Indignazione, rabbia, delusione, amarezza sono le reazioni istintive, a caldo, che molti cittadini, intere comunità locali e anche molte istituzioni in tanti territori d’Italia, hanno avuto di fronte alle scelte di Renzi e del suo governo. Con il decreto Sblocca Italia, come abbiamo già ampiamente scritto, il governo e la maggioranza che lo sostiene, hanno scoperchiato il vaso di Pandora, consegnando l’Italia agli speculatori, agli inquinatori e ai famelici mastini delle compagnie petrolifere. Le esemplificazioni dei controlli, contenute nella legge, in un paese dove il malaffare sfrutta da tempo le carenze e spesso le complicità del sistema tecnico-burocratico, potranno consentire a molti imprenditori spregiudicati ottimi affari. Non sono affermazioni ma corrispondono in larga parte ai contenuti della nuova legge di conversione del decreto 133/2014. Tra gli atti più autoritari e devastanti, i contenuti della scelta energetica (artt. 36-37-38) e la decisione della corsa generalizzata alla ricerca di gas e petrolio in un territorio fragile, ricco di bellezze naturali e di un vasto patrimonio culturale, e in tutti i mari italiani; primo fra tutti l’area marina del Canale di Sicilia.
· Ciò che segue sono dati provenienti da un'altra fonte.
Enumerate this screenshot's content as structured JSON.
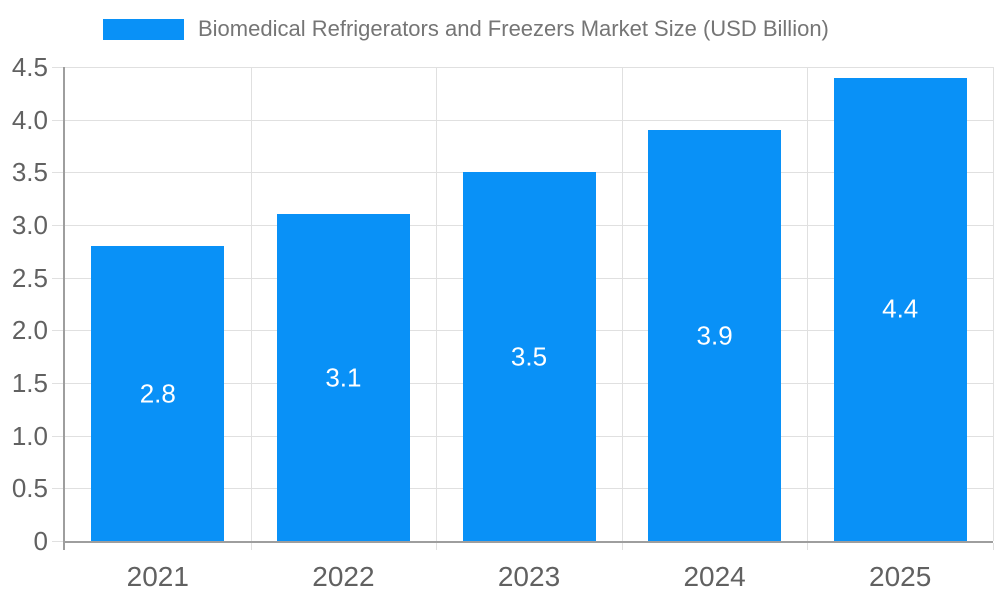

Mentre alcune regioni (le Marche, gli Abruzzi, la Puglia, la stessa regione Lombardia) hanno preannunciato l’impugnativa dell’art. 38 davanti alla Corte Costituzionale, in Sicilia, il presidente della Regione, Rosario Crocetta, in perfetta simbiosi con le logiche renziane, ha consegnato la nostra isola all’aggressione degli industriali dell’upstream (la completa attività di ricerca, sfruttamento e commercializzazione di petrolio e gas), con l’accordo siglato il giugno scorso con l’Assomineraria, l’Eni e la società Irminio srl. Lo ha fatto senza tenere in alcun conto le posizioni contrarie espresse dall’associazione dei comuni siciliani, dalle delibere di decine di consigli comunali, che chiedevano anche di impugnare l’art. 38 davanti alla Corte Costituzionale. Cadute nel vuoto anche le denuncie documentate delle associazioni ambientaliste (Legambiente, Wwf, comitati No triv e altri) e di Greenpeace sui gravi rischi per l’ecosistema, per il turismo e per le attività della pesca di un programma di prospezioni e di trivellazioni nel mare del Canale di Sicilia.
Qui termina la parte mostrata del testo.